Diagrammatic Representation of the “Aha!” Moment:

nums:      [23,   2,   4,   6,   7]
index:      0     1    2    3    4

Running Sums:
S[0] = 23
S[1] = 23+2 = 25
S[2] = 23+2+4 = 29

Remainders (mod 6):
R[0] = 23 % 6 = 5  (Seen at index 0)  <--- Previous occurrence (prev_index = 0)
R[1] = 25 % 6 = 1  (Seen at index 1)
R[2] = 29 % 6 = 5  (Seen at index 2)  <--- Current occurrence (current_index = 2)

Since R[2] == R[0]:
The sum of the subarray (nums[prev_index + 1] ... nums[current_index]) is a multiple of k.
Subarray: nums[0+1 ... 2] = nums[1 ... 2] = [2, 4]
Sum = 2 + 4 = 6.
6 % 6 = 0 (it's a multiple!)

Length condition: current_index - prev_index > 1
                  2 - 0 > 1  =>  2 > 1 (True)

What if k = 0? If k is 0, the line runningSum %= k; is skipped. The map stores the actual runningSum values. If a runningSum repeats, it means the subarray between the two occurrences sums to 0. For example, if sum_j == sum_i, then sum_j - sum_i == 0. The condition i - prev > 1 still ensures the subarray has at least two elements.

The map.put(0, -1) explanation: This handles cases where a subarray starting from the beginning (index 0) sums to a multiple of k.

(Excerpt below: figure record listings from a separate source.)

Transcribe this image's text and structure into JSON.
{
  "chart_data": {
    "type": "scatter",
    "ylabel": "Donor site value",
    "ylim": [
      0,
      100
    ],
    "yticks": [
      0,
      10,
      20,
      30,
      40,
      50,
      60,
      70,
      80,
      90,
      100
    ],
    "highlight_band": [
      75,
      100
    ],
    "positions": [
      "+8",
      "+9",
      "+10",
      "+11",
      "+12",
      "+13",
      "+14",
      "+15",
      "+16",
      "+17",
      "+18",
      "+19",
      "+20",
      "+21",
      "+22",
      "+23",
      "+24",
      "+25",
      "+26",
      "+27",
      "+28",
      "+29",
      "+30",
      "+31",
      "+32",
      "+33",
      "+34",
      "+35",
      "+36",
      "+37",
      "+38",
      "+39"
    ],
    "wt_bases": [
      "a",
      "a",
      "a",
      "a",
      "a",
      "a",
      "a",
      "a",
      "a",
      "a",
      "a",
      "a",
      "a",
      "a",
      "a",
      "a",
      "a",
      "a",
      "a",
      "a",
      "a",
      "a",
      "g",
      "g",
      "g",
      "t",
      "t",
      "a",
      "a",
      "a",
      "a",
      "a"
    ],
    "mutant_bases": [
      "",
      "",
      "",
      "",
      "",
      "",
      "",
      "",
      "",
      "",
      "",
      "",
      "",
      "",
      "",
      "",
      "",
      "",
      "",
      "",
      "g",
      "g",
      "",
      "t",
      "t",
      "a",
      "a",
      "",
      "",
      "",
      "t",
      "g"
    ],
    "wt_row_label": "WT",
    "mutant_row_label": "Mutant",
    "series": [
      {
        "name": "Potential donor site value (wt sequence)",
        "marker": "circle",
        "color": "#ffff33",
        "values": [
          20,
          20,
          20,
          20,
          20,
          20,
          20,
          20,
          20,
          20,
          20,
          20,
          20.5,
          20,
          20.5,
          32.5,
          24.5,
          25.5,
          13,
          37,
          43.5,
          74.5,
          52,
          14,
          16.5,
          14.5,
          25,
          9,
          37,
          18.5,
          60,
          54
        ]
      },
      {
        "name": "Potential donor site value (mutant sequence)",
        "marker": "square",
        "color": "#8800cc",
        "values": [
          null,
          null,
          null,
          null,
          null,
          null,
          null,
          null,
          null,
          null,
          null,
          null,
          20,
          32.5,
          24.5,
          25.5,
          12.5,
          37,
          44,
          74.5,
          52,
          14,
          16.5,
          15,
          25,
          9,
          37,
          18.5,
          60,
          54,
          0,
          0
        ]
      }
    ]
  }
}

Example: nums = [6, 1], k = 6

1. i = 0, nums[0] = 6.
   • runningSum = 6.
   • remainder = 6 % 6 = 0.
   • Is remainder (0) in map? Yes, map.get(0) gives prev = -1.
   • Check i - prev > 1: 0 - (-1) > 1 => 1 > 1. This is FALSE.
   • So, we don’t return true yet. (This is because [6] is a subarray of length 1, and the condition i - prev > 1 implies a length of at least 2 for the found subarray).
   • map.put(0, 0) (Now 0 maps to 0, overriding -1).
2. Loop continues or ends. If no other subarray is found, it returns false.

If nums = [2, 4], k = 6:

1. i = 0, nums[0] = 2. runningSum = 2. rem = 2. map = {0:-1, 2:0}.
2. i = 1, nums[1] = 4. runningSum = 2+4=6. rem = 0.
   • Is 0 in map? Yes, prev = map.get(0) which is -1.
   • Check i - prev > 1: 1 - (-1) > 1 => 2 > 1. This is TRUE.
   • Return true. The subarray nums[(-1)+1 ... 1] which is nums[0...1] (i.e., [2,4]) sums to 6. Length is 2.

The i - prev > 1 condition is crucial for ensuring the identified subarray has a length of at least two. If a subarray of length one (a single element being a multiple of k) was also a valid solution, the condition would be i - prev >= 1.